This blog has periodically visited the issue of preemption in trade secret cases.  Preemption arises when a plaintiff alleges common law causes of action (such as conversion or interference with economic relations) with a trade secret misappropriation claim that is based on the “same nucleus of facts.”  California courts have repeatedly held that California’s Uniform Trade Secrets Act [“CUTSA”] preempts, displaces and supersedes all “claims based on the same nucleus of facts as trade secret misappropriation.”  (See RSPE Audio Solutions, Inc. v. Vintage King Audio, Inc. 2013 U.S. District Lexis 2909 at *4-5 (C.D. Cal. Jan. 7, 2013) [citing KC Multimedia, Inc. v. Bank of America Tech. & Operations, Inc. 171 Cal.App.4th 939, 962 (2009)].)  Essentially, courts have ruled that CUTSA provides the exclusive civil remedy for trade secret claims.

In RSPE Audio, the Court again faced the preemption issue.  RSPE provides professional audio and video equipment as well as consulting/engineering services to its clients.  RSPE alleged that it maintained confidential information, such as customer lists, deal proposals and the like, which it claimed were its trade secrets.  In May 2012, two of its employees resigned from RSPE and joined Vintage King Audio, allegedly taking RSPE’s trade secrets.  RSPE filed suit against the employees and Vintage King alleging claims for (1) trade secret misappropriation; (2) intentional interference with economic advantage; (3) unfair business practices; and (4) aiding and abetting trade secret misappropriation.  Vintage King moved for judgment on the pleadings as to the non-trade secret claims arguing they were preempted by CUTSA.

RSPE opposed the motion by claiming that it had alleged additional bad acts independent of the trade secret claims, such as (1) the former employees misdirected emails from RSPE clients; and (2) that they had tampered with RSPE’s eBay store front and its account.  RSPE further pointed out that its common law claims incorporated by reference this non-trade secret misconduct.

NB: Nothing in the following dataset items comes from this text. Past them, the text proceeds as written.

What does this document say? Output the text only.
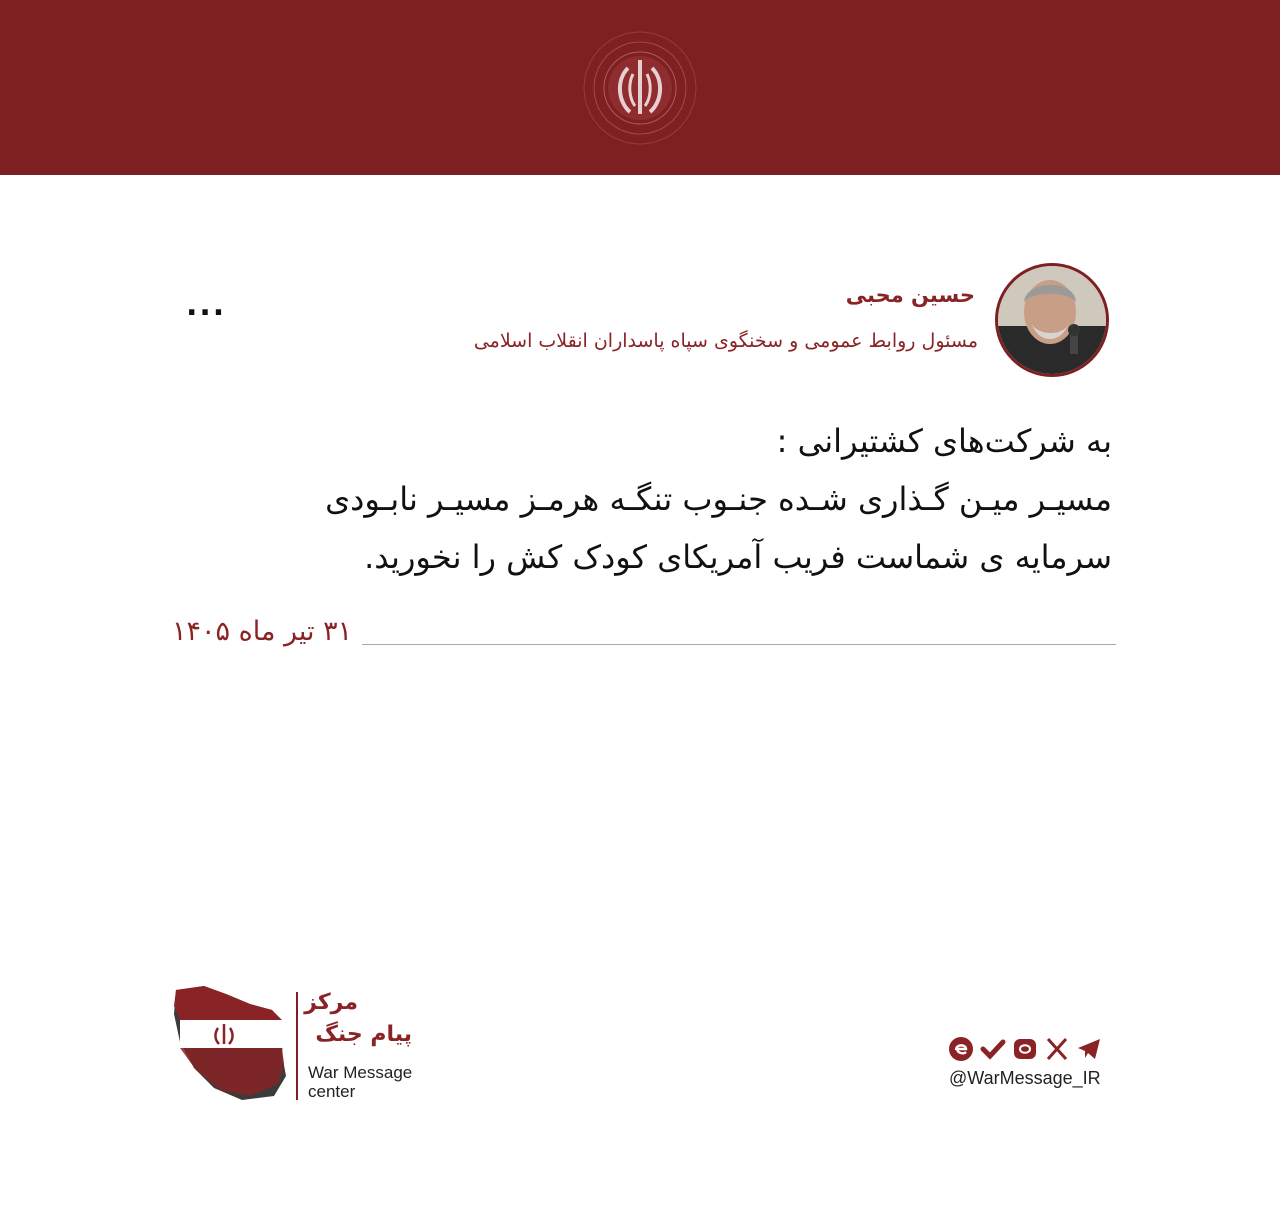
حسین محبی
مسئول روابط عمومی و سخنگوی سپاه پاسداران انقلاب اسلامی
...
به شرکت‌های کشتیرانی :
مسیـر میـن گـذاری شـده جنـوب تنگـه هرمـز مسیـر نابـودی
سرمایه ی شماست فریب آمریکای کودک کش را نخورید.
۳۱ تیر ماه ۱۴۰۵
مرکز
پیام جنگ
War Message
center
@WarMessage_IR
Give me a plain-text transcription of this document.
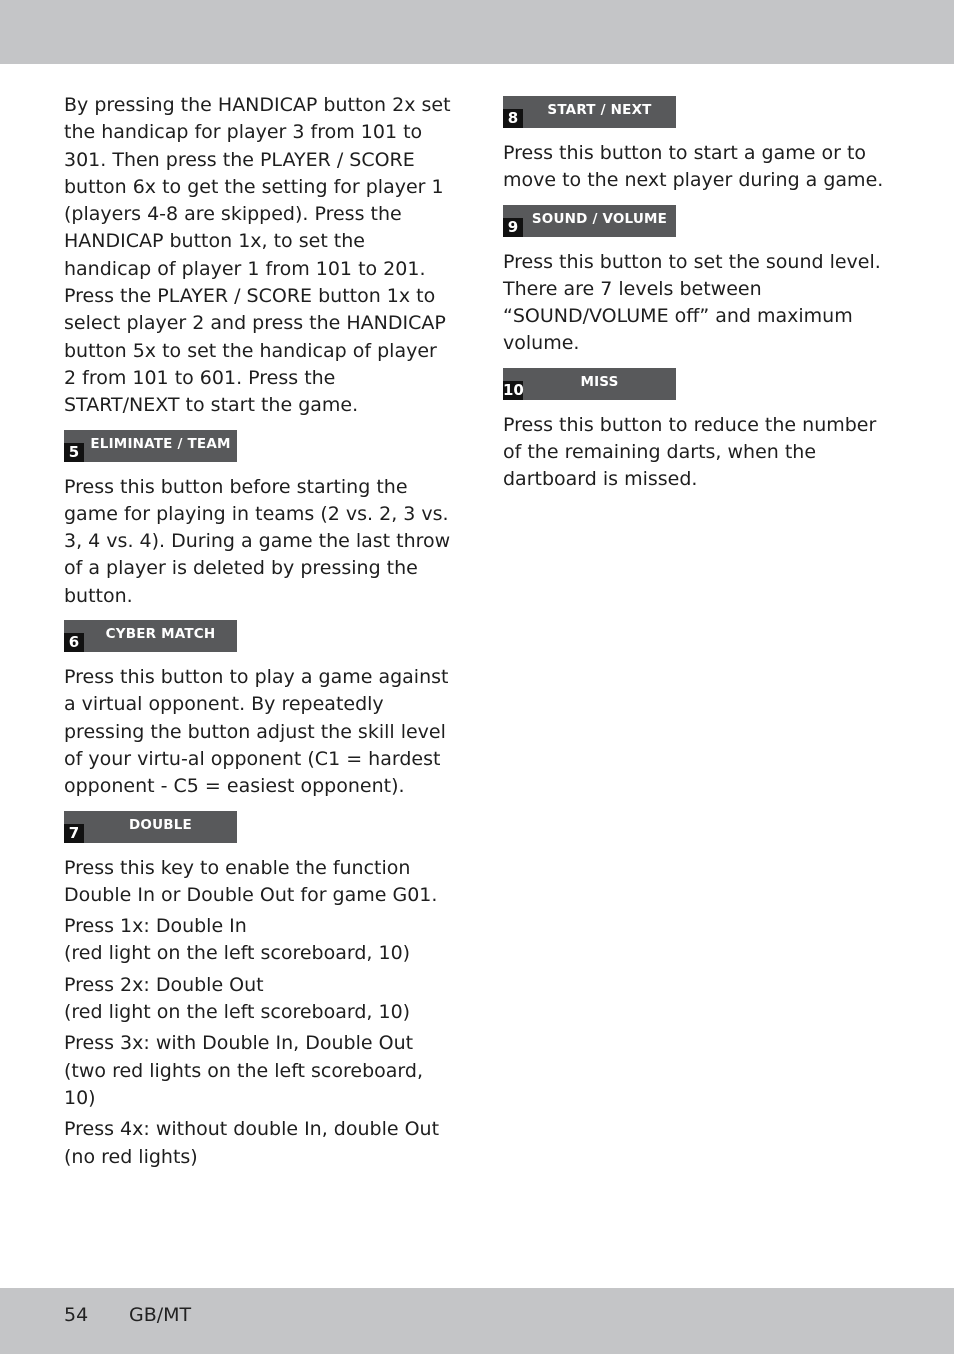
By pressing the HANDICAP button 2x set the handicap for player 3 from 101 to 301. Then press the PLAYER / SCORE button 6x to get the setting for player 1 (players 4-8 are skipped). Press the HANDICAP button 1x, to set the handicap of player 1 from 101 to 201. Press the PLAYER / SCORE button 1x to select player 2 and press the HANDICAP button 5x to set the handicap of player 2 from 101 to 601. Press the START/NEXT to start the game.

5 ELIMINATE / TEAM

Press this button before starting the game for playing in teams (2 vs. 2, 3 vs. 3, 4 vs. 4). During a game the last throw of a player is deleted by pressing the button.

6	CYBER MATCH

Press this button to play a game against a virtual opponent. By repeatedly pressing the button adjust the skill level of your virtu-al opponent (C1 = hardest opponent - C5 = easiest opponent).

7	DOUBLE

Press this key to enable the function Double In or Double Out for game G01.

Press 1x: Double In
(red light on the left scoreboard, 10)

Press 2x: Double Out
(red light on the left scoreboard, 10)

Press 3x: with Double In, Double Out
(two red lights on the left scoreboard, 10)

Press 4x: without double In, double Out
(no red lights)

8	START / NEXT

Press this button to start a game or to move to the next player during a game.

9	SOUND / VOLUME

Press this button to set the sound level. There are 7 levels between “SOUND/VOLUME off” and maximum volume.

10	MISS

Press this button to reduce the number of the remaining darts, when the dartboard is missed.

54 GB/MT
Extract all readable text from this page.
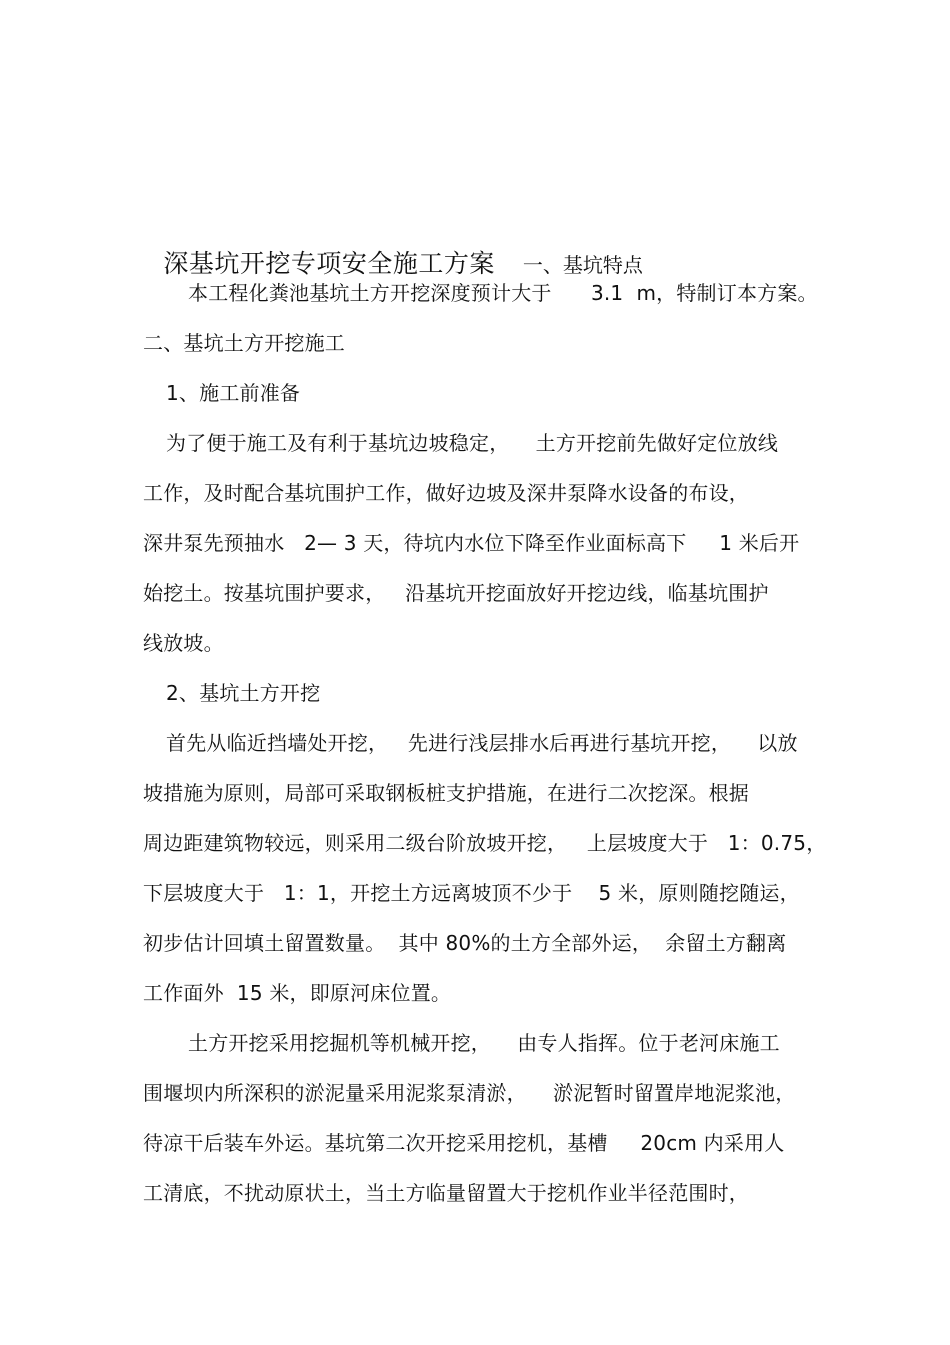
深基坑开挖专项安全施工方案 一、基坑特点

本工程化粪池基坑土方开挖深度预计大于      3.1  m，特制订本方案。
二、基坑土方开挖施工
1、施工前准备
为了便于施工及有利于基坑边坡稳定，    土方开挖前先做好定位放线
工作，及时配合基坑围护工作，做好边坡及深井泵降水设备的布设，
深井泵先预抽水   2— 3 天，待坑内水位下降至作业面标高下     1 米后开
始挖土。按基坑围护要求，   沿基坑开挖面放好开挖边线，临基坑围护
线放坡。
2、基坑土方开挖
首先从临近挡墙处开挖，   先进行浅层排水后再进行基坑开挖，    以放
坡措施为原则，局部可采取钢板桩支护措施，在进行二次挖深。根据
周边距建筑物较远，则采用二级台阶放坡开挖，   上层坡度大于   1：0.75，
下层坡度大于   1：1，开挖土方远离坡顶不少于    5 米，原则随挖随运，
初步估计回填土留置数量。  其中 80%的土方全部外运，  余留土方翻离
工作面外  15 米，即原河床位置。
土方开挖采用挖掘机等机械开挖，    由专人指挥。位于老河床施工
围堰坝内所深积的淤泥量采用泥浆泵清淤，    淤泥暂时留置岸地泥浆池，
待凉干后装车外运。基坑第二次开挖采用挖机，基槽     20cm 内采用人
工清底，不扰动原状土，当土方临量留置大于挖机作业半径范围时，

The Court rejected RSPE’s arguments and granted the motion with leave to amend.  The Court found that each of the common law claims made explicit reference to the trade secret misappropriation allegations and were thus preempted.  For instance, RSPE alleged that “defendant’s misappropriation of the trade secrets as alleged herein constitutes unfair and/or fraudulent business practices … .“  The court concluded that “while the [first amended complaint] contains allegations potentially unrelated to RSPE’s trade secrets claims, the [common law] causes of action are based upon the same nucleus of fact as RSPE’s CUTSA claim for misappropriation of trade secrets.”  The Court concluded that they were preempted by CUTSA.

Plaintiffs alleging trade secret misappropriation claims are again reminded as to the necessity of being careful in how they plead additional common law tort claims.  Merely incorporating by reference allegations earlier in the complaint of non-trade secret related misconduct may not be sufficient to withstand a motion to dismiss on the ground of preemption under CUTSA.